- Reign: 1924–1962
- Coronation: 1924
- Predecessor: Igwe Orizu I (Eze Ugbonyamba)
- Successor: Igwe Kenneth Onyeneke Orizu III
- Born: Josiah Nnaji Orizu 1902
- Died: 1962 (aged 59–60) Igwe Palace, Otolo Nnewi
- Burial: May 25, 1963 Otolo Nnewi
- Issue: Kenneth Onyeke Orizu
- House: Nnofo
- Father: Eze Ugbonyamba "Igwe Orizu I"
- Religion: Christianity & Animism

= Josiah Orizu II =

Igwe Josiah Nnaji Orizu II (1902–1962) was the 19th Obi of Otolo and Igwe of Nnewi kingdom. He took the ofo of Nnewi in 1924 after his father's death. He is a member of the Nnofo Royal lineage and the successor to his father Igwe Orizu I (Eze Ugbonyamba). He was the first Igwe to officially become a Christian, although the traditional rulers of Nnewi are the ofo holders and as such, preservers and upholders of Nnewi culture and traditions.

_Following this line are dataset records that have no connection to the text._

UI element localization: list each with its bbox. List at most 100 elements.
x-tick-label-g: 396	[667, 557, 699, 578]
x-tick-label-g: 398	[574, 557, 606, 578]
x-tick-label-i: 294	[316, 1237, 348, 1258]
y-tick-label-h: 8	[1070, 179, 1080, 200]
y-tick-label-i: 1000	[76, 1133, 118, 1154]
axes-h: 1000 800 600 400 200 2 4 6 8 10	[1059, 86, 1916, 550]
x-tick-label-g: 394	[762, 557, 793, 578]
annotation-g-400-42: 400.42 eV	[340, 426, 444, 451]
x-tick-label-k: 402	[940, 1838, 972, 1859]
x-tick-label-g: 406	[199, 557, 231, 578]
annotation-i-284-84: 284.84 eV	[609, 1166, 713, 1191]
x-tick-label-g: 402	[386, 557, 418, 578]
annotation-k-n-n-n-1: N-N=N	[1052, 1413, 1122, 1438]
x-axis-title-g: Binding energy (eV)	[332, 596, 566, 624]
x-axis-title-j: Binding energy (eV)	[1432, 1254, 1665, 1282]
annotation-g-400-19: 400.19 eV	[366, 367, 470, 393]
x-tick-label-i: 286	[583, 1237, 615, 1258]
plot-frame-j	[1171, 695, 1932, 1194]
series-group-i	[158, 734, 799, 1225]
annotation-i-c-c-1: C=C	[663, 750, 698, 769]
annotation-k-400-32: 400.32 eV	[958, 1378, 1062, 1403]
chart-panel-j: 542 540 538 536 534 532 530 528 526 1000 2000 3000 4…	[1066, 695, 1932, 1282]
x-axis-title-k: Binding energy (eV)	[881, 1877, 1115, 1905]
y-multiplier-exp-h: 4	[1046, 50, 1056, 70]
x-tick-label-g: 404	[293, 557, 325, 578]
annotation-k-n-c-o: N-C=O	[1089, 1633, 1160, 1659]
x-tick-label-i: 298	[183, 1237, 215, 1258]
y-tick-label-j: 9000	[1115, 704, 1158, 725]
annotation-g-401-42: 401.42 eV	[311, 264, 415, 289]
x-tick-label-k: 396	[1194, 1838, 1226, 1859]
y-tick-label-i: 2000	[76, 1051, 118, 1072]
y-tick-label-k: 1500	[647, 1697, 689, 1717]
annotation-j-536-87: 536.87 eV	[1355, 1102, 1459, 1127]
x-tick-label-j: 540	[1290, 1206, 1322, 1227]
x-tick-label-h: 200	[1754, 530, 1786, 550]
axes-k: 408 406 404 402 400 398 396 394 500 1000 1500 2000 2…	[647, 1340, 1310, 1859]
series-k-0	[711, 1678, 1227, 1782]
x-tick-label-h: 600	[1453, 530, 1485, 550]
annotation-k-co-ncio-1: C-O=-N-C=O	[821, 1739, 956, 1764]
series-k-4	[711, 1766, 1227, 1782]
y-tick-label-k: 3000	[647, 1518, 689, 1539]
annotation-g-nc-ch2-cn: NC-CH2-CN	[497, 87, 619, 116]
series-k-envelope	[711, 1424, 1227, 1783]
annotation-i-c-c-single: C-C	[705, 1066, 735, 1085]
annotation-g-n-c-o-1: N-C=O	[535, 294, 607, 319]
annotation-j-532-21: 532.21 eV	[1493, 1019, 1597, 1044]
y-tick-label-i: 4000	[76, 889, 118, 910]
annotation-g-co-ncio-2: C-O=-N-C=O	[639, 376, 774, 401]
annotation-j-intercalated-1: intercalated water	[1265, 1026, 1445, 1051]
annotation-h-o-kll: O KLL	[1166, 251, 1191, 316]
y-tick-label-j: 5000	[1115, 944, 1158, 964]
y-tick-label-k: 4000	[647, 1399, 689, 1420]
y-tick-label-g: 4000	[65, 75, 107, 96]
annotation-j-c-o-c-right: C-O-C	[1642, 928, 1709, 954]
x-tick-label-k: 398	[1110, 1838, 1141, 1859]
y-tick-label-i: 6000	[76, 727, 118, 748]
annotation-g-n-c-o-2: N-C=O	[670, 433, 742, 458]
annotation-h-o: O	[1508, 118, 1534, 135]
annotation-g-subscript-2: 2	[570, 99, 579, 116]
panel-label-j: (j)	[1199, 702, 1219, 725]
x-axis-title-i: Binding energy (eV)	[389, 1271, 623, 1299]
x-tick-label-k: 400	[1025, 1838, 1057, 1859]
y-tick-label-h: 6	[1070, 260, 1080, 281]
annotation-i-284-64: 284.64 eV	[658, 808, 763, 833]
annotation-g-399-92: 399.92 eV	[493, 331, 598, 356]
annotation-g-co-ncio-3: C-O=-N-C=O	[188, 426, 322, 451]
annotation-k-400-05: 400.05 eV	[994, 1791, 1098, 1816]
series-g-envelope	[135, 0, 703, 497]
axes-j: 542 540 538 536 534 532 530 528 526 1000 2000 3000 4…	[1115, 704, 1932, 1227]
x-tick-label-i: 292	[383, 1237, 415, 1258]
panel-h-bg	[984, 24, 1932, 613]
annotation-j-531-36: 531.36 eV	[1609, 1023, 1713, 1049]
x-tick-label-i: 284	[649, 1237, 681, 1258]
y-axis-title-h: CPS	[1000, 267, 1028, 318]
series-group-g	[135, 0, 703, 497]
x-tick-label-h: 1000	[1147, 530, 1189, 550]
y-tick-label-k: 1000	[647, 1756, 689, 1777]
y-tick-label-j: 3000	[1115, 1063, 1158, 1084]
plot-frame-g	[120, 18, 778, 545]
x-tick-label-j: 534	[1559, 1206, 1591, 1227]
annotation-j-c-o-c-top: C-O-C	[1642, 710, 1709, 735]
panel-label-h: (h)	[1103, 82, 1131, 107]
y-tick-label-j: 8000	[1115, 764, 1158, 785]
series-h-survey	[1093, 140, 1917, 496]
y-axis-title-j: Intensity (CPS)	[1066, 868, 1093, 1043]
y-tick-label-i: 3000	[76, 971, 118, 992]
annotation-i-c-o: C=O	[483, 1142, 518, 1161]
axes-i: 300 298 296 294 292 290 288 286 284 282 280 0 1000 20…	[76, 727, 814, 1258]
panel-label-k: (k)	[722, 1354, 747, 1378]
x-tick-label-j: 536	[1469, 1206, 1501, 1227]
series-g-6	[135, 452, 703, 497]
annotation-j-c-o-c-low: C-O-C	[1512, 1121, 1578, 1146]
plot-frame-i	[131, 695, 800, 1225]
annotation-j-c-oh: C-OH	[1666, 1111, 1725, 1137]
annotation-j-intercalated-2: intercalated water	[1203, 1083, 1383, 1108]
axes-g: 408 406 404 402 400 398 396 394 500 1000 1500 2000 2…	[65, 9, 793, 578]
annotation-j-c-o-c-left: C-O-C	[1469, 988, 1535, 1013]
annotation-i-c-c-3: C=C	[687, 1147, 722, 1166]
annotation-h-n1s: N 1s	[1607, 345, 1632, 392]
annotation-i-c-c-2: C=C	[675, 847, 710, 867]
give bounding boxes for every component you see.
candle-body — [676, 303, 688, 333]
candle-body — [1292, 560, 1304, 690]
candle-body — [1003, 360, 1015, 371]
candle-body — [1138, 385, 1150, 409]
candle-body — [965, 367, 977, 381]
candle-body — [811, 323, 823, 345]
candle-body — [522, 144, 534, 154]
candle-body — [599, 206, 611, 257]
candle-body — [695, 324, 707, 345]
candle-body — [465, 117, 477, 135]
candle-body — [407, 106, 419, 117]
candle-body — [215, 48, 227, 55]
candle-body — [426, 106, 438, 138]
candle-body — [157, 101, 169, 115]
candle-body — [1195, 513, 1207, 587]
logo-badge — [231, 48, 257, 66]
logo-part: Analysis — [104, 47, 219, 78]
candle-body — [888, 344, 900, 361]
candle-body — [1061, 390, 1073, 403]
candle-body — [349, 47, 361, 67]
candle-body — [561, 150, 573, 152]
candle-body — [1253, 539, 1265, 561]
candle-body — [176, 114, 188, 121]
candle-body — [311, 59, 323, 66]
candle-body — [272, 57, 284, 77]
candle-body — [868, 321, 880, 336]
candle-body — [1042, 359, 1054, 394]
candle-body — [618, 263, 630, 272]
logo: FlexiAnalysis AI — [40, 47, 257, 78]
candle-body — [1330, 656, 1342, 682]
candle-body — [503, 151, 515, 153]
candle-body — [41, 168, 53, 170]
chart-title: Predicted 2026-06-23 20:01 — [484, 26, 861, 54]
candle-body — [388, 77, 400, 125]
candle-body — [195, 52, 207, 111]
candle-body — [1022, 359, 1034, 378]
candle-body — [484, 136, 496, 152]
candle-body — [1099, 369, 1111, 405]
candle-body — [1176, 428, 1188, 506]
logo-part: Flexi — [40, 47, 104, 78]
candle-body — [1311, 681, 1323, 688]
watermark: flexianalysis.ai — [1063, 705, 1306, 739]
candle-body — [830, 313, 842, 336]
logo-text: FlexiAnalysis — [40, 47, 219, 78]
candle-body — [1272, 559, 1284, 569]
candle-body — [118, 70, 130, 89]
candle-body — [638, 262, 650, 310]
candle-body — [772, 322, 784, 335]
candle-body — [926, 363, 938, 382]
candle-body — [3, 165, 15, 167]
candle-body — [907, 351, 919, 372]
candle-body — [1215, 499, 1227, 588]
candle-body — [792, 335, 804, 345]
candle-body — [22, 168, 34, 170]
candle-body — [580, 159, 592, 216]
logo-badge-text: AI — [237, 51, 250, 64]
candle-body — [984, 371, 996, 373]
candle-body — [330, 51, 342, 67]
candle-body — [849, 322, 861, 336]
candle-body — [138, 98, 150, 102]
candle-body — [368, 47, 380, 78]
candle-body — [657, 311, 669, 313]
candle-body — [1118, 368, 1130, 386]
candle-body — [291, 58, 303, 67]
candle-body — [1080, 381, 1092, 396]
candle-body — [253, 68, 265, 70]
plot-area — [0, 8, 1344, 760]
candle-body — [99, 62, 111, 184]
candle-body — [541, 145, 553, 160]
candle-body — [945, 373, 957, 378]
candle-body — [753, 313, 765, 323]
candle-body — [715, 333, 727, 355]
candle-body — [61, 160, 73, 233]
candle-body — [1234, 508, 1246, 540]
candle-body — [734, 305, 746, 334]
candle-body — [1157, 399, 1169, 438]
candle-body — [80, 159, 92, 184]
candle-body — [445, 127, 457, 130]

He is the brother of Nigeria's first republic senate president and acting president, Prince Nwafor Orizu and the father of Igwe Kenneth Onyeneke Orizu III his successor.

== Early life ==

Igwe Josiah Orizu had strong missionary upbringing as ward to the Late Reverend Ibeneme of Obosi. His early education began at Primary School Arondizuogu. He later went to C.M.S Central School, Nkwo-Nnewi from where he went to Hope Waddell Training institute, Calabar, where he remained until 1924. He was re-called home in 1924 at the death of his father, Igwe Orizu I. He was enthroned that same year the 19th Igwe of Nnewi.

== Reign ==
During his reign, Igwe Josiah Orizu II set out with courage to work out a programme of community development.
1. He began with a palace dispensary where patients were treated freely.
2. He attracted the local Authority Treasury and Nnewi Postal Agency which were followed by a modern Post Office in 1951.
3. Working with the support of the Nnewi patriotic Association; the Igwe brought about many local reforms that included recognition of twins. establishment of leprosy and yaws treatment clinics at Nnewi-Amichi border also was accomplished.
4. He has also served as president of the Nnewi district (Agbaja) customary court for a number of years and was until his death a traditional member of the Onitsha southern county council.
5. The native authority dispensary at Eme was given full recognition by the British colonial administration under his reign.
6. He streamlined Nnewi customs and traditions regardless of his strong Christian leaning. This led to the first celebration of the first yam festival in NNewi in 1932 known as Afia-Olu. Before then only Uruagu celebrated the festival.
7. With full support of the other three Obis, major roads leading to all four quarters of Nnewi were constructed with the assistance of the native authority administration.
During his rule, Nnewi witnessed an unprecedented number of development projects, including the establishment of 20 primary schools, two teacher-training colleges, three secondary schools, a post office and a government general hospital.

He was the first president General of the Eastern Chiefs conference which was founded in his palace at Nnewi in 1952. Igwe Orizu II was elected to the Eastern House of chiefs in 1959 the eve of Nigeria's Independence. In 1960 he became a foundation member of the Eastern house of chiefs.

== Family ==

Until his death in 1962, Josiah Orizu leaves behind to mourn him 15 wives, 61 sons, 72 daughters and 107 grandchildren.